Kacey Musgraves: from liberal misfit to country’s biggest star
Earlier this month at the Academy of Country Music awards, there was minor controversy when the host, Nashville grande dame Reba McEntire, performed a new song and everyone got to their feet apart from Kacey Musgraves. Someone tweeted: “Have a little respect… at least for someone who paved the way for you.” It wasn’t the first time Musgraves had made headlines by failing to show rapture at an awards do. Country is worse than rap and pop for pitching its women against each other in imaginary battles. “At this point in my career,” 30-year-old Musgraves says down the line from Nashville, “if you see me at some kind of show, you should enjoy the fact that I’m not a robot. Do you ever see someone analysing Chris Stapleton’s face? Men don’t get that. Everyone needs to drop it.”
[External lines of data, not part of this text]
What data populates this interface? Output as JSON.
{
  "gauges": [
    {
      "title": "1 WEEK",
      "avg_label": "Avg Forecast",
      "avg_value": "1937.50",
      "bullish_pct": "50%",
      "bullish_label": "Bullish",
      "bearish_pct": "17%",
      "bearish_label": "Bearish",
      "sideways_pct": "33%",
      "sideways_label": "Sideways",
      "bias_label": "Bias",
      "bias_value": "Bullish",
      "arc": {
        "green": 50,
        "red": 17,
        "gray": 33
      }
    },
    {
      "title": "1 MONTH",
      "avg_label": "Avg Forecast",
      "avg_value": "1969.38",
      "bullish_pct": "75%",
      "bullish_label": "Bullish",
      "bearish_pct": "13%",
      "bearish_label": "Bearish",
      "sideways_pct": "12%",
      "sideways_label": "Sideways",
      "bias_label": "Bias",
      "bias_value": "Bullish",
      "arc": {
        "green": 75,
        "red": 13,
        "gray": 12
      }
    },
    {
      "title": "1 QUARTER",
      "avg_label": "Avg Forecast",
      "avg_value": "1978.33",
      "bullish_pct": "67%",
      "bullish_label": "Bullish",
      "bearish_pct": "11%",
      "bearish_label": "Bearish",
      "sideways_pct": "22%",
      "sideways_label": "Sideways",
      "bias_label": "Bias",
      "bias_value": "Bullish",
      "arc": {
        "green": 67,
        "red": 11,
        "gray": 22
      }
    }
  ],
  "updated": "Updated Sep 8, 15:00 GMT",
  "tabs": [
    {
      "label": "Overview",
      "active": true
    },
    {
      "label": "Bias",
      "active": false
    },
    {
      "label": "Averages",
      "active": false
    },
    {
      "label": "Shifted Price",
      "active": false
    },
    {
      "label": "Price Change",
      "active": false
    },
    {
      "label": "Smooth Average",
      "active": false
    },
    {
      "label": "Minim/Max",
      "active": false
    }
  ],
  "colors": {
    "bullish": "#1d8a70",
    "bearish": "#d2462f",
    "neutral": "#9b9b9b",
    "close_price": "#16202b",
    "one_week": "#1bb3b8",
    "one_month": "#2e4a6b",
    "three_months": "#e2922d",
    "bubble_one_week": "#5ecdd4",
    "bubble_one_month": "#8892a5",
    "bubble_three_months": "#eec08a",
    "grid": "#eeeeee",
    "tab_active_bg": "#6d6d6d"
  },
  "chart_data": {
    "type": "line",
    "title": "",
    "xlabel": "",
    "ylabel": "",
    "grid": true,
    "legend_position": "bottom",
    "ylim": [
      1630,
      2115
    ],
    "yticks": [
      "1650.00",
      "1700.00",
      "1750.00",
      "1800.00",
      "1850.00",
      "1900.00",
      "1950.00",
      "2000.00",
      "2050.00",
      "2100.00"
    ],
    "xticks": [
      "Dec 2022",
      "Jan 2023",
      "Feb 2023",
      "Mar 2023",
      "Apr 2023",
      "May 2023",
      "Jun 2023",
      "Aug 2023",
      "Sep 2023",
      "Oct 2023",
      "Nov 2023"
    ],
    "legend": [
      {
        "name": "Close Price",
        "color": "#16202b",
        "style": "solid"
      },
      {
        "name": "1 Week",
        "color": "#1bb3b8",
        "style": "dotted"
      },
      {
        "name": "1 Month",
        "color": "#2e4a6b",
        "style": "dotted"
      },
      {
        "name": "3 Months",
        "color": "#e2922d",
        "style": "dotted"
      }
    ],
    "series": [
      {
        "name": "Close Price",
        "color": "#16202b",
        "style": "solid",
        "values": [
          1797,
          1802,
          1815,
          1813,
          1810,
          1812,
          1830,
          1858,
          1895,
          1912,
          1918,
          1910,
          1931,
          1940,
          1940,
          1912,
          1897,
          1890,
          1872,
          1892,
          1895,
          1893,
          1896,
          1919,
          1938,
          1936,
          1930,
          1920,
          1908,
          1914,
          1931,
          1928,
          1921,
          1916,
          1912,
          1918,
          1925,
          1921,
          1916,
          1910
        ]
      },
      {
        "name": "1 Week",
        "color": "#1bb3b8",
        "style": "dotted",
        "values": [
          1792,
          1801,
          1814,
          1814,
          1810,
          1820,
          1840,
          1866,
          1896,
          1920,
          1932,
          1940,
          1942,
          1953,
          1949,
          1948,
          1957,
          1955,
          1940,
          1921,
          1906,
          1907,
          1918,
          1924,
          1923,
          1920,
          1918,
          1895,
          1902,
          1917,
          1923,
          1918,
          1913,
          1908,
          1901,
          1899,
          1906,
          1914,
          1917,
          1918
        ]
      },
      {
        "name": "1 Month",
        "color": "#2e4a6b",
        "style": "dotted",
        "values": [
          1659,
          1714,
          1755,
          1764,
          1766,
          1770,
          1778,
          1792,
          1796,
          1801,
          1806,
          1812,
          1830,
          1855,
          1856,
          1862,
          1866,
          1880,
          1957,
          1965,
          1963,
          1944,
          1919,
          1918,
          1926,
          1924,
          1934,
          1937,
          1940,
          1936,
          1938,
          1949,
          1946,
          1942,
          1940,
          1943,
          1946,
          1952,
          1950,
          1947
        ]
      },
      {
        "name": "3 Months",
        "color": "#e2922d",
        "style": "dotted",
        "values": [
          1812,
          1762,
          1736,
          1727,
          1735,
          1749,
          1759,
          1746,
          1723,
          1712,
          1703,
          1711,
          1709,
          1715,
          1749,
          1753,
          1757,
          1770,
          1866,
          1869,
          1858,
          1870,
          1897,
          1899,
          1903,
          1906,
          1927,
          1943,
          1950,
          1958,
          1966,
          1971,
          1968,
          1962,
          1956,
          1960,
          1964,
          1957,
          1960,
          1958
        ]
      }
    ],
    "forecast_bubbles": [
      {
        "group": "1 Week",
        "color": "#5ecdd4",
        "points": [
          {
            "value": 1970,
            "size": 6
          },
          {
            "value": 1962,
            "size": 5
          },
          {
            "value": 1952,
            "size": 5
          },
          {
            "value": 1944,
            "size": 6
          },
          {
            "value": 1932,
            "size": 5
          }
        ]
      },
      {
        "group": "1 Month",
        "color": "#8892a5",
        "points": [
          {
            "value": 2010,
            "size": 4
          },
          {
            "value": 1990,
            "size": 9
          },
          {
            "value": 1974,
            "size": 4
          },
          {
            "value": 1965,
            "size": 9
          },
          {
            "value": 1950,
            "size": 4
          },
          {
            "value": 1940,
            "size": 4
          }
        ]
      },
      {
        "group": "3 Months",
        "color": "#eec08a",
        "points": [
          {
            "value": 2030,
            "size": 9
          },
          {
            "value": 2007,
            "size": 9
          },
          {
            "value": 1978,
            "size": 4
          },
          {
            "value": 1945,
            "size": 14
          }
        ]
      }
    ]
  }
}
In February, Musgraves’s fourth album, Golden Hour, received the Grammy for best album – not just best country album, but best album period. The genre is transforming, the think-pieces said: there are liberal, outspoken young females in Nashville for the first time (as though the Dixie Chicks never happened). There are, of course, the Opry traditionalists. But there are pop artists, too, who like Taylor Swift happened to cut their teeth on Nashville publishing deals and used the occasional banjo in songs. Musgraves, who competed on the TV talent show Nashville Star in 2007, exploited the tension between the old and new worlds with her 2015 song Good Ol’ Boys Club. She exploited it with the title of her debut album, Same Trailer Different Park, which pointed to dirt-poor beginnings this daughter of an artist and a print-maker didn’t really have.